Let’s start with the short version of the answer – use your common sense before reading vendor collateral. I think PT Barnum once said “There is a sucker born every minute” in the famous Cardiff Giant hoax – (although some say it was his competitor, Mr. George Hull.

Kachina Dunn wrote how Microsoft got security right. No Joke, Microsoft Got This Security Question Right

The gist of the post is that the Microsoft UAC-User Account Control feature in Windows Vista was deliberately designed to annoy users and increase security awareness; which is a good thing. The post got me thinking about the role of security vendors in mitigating data breach events.

Ms. Dunn quotes Carl Weinschenk in an online interview of a security vendor (Mr. Weinschenk is a professional journalist colleague of Ms. Dunn on the staff of IT Business Edge)

“Positive Networks surveyed IT security pros at small companies and enterprises, 20 percent had experienced a personal data breach — and 20 percent had also experienced a data breach in their companies. The consensus among those IT pros was that stronger security, specifically two-factor, was necessary but not present within their IT departments. And the breaches just keep happening.”

Data breaches just keep on happening

Of course data breaches keep on happening because data vulnerabilities continue to be unmitigated.

Most security breaches are attacks by insiders and most attackers are trusted people that exploit software system vulnerabilities (bugs, weak passwords, default configurations etc…) . Neither security awareness nor UAC are effective security countermeasures for trusted insider attacks that exploit system vulnerabilities – premeditated or not.

Two-factor authentication is necessary

As a matter of fact, two-factor authentication is a not an effective security countermeasure for internally launched attacks on data performed by authenticated users (employees, outsourcing contractors and authorized agents of the company). It is understandable that vendors want to promote their products – Positive Networks and RSA are both vendors of two-factor authentication products and both have vested interests in attempting to link their products to customer data security breach pain.

Unfortunately for the rest of us, the economics of the current security product market are inverse to the needs of the customer organizations. Security vendors like Positive Networks and RSA do not have economic incentive in reducing data breaches and mitigating vulnerabilities, since that would reduce their product and service revenue.

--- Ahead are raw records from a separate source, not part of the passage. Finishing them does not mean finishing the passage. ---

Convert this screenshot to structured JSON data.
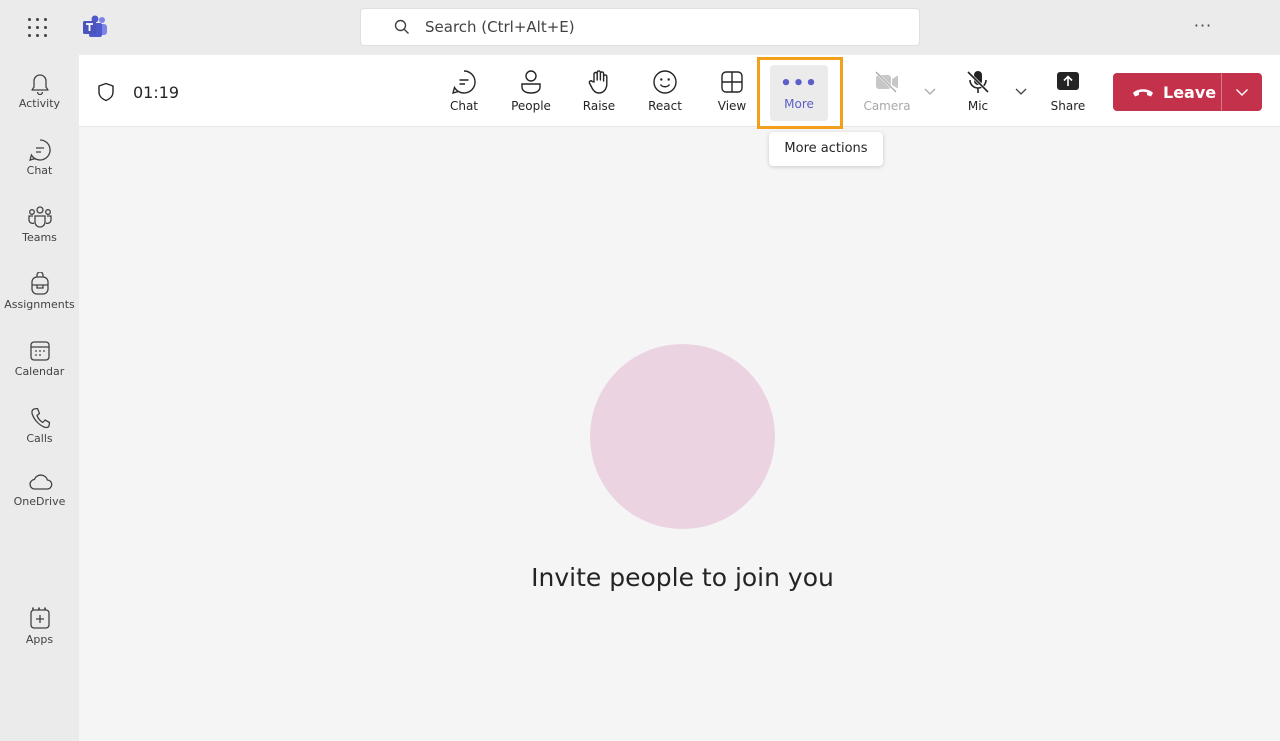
{
  "titlebar": {
    "search_placeholder": "Search (Ctrl+Alt+E)",
    "more_label": "···"
  },
  "rail": {
    "items": [
      {
        "label": "Activity",
        "icon": "bell-icon"
      },
      {
        "label": "Chat",
        "icon": "chat-icon"
      },
      {
        "label": "Teams",
        "icon": "teams-icon"
      },
      {
        "label": "Assignments",
        "icon": "backpack-icon"
      },
      {
        "label": "Calendar",
        "icon": "calendar-icon"
      },
      {
        "label": "Calls",
        "icon": "phone-icon"
      },
      {
        "label": "OneDrive",
        "icon": "cloud-icon"
      },
      {
        "label": "Apps",
        "icon": "add-square-icon"
      }
    ],
    "more": "···"
  },
  "meeting": {
    "timer": "01:19",
    "toolbar": {
      "chat": "Chat",
      "people": "People",
      "raise": "Raise",
      "react": "React",
      "view": "View",
      "more": "More",
      "more_dots": "•••",
      "camera": "Camera",
      "mic": "Mic",
      "share": "Share",
      "leave": "Leave"
    },
    "tooltip": "More actions",
    "invite_text": "Invite people to join you"
  },
  "colors": {
    "accent": "#5b5fc7",
    "leave": "#c4314b",
    "highlight": "#f2a01c",
    "avatar": "#ebd3e1"
  }
}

Actually, in real life –  the best marketing strategy for companies like RSA, Positive Networks and Symantec is to stimulate market demand with threat indicators and place the burden of proof of effectiveness of their security countermeasures on the end user customers. If the customers don’t buy – it’s their fault and if they do buy but remain vulnerable, we can always blame overseas hackers.

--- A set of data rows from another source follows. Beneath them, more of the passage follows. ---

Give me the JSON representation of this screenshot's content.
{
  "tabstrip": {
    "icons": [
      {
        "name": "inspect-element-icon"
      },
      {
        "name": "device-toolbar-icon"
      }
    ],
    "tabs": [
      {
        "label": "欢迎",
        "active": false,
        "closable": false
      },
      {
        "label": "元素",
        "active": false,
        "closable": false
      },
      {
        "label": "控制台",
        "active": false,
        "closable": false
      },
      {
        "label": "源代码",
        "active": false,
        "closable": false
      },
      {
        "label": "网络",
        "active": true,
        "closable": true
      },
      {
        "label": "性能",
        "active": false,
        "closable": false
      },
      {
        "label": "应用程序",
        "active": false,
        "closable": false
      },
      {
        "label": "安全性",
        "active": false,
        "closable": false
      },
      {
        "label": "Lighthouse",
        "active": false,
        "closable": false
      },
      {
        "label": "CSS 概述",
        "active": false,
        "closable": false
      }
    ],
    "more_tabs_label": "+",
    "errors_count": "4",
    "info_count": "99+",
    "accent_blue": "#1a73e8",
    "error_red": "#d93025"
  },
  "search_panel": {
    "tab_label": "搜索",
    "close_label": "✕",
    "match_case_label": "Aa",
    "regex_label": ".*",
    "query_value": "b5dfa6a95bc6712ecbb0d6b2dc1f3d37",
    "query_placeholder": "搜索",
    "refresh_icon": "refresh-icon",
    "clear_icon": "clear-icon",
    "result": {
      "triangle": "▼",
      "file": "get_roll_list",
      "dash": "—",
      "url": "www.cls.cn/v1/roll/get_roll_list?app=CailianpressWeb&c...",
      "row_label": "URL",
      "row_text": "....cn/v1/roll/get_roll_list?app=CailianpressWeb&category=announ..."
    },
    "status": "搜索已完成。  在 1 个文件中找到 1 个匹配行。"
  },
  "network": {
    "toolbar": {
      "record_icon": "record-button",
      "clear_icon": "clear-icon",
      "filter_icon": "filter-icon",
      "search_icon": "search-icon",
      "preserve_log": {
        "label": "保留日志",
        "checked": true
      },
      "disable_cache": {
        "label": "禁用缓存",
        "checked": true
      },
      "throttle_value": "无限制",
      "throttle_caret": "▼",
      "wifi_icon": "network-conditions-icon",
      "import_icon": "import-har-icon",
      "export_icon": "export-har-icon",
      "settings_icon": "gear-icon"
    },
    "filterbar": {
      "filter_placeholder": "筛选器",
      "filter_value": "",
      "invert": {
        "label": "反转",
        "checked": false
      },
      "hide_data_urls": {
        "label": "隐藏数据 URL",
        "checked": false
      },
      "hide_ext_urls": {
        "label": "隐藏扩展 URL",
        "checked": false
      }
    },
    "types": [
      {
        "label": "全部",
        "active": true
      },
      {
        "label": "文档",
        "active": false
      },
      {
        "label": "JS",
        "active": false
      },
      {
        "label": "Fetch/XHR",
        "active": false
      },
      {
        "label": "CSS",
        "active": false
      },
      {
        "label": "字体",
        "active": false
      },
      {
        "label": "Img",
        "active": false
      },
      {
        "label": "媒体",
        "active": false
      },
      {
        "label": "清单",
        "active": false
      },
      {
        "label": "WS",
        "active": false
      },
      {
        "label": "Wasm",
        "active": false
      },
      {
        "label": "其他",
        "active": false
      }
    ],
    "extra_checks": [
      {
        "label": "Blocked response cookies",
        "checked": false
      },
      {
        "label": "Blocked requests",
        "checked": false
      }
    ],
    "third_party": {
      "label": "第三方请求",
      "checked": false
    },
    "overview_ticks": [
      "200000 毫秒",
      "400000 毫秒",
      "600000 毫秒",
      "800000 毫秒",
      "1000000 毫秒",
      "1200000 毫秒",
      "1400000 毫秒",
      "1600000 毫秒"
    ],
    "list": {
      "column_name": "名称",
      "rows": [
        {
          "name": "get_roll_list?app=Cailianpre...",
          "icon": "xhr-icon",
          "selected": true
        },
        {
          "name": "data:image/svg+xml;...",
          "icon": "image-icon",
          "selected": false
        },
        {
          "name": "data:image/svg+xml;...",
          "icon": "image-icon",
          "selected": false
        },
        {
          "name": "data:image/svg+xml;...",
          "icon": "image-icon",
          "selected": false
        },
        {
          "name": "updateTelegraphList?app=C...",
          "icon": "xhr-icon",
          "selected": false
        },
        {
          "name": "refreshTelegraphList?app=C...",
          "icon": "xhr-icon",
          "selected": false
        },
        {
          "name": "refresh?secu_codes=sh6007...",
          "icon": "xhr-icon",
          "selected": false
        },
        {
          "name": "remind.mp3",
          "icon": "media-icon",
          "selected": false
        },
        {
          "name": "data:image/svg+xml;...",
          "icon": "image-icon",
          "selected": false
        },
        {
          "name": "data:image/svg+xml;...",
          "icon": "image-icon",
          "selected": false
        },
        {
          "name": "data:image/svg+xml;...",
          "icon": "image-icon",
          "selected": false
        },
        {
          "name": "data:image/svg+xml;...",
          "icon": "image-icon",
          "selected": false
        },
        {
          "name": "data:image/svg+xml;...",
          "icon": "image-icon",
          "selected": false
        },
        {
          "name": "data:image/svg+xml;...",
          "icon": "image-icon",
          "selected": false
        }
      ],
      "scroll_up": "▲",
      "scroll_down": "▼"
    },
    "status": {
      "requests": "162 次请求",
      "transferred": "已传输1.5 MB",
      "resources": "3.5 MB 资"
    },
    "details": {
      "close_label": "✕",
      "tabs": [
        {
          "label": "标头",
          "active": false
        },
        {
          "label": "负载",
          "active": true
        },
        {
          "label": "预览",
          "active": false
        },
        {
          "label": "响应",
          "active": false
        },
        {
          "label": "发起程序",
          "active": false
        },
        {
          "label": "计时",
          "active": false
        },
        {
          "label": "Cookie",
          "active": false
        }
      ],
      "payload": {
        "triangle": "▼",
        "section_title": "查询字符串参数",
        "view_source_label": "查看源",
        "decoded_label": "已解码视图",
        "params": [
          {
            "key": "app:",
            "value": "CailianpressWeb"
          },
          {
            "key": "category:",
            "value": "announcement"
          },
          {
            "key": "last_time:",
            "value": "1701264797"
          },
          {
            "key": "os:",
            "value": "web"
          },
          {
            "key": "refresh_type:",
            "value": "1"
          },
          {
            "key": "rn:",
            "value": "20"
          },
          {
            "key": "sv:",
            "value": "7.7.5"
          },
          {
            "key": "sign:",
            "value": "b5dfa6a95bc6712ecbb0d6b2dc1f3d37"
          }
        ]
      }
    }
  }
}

White listing applications is an effective tactic

At this year’s RSA conference, Microsoft officials spoke of layering “old-school (but effective) offensive tactics like white-listing applications”.  White-listing a vulnerable application doesn’t mitigate the risk of an authorized user using the application to steal data or abuse access rights.

One would certainly white list the Oracle Discover application since Oracle is a trusted software vendor. Users with privileges can use Oracle Discover to access the database and steal data. Since Oracle Discover generally transmits the password in clear text on the network, we have an additional vulnerability in the application.

Application/database firewalls like Imperva do not have the technical capability to detect or mitigate this exploit and therefore are not an effective security countermeasure.

None of the vendor marketing collateral and FUD, riding the wave of compliance and Facebook, IT security franchises built around standards like PCI DSS etc are replacements for a practical threat analysis of your business.

Your business, any business, be it small, medium or global enterprise needs to perform a practical threat analysis of vulnerabilities (human, technical and software), threats to the most sensitive assets and ascertain the right, cost-effective countermeasures dictated by economic constraints.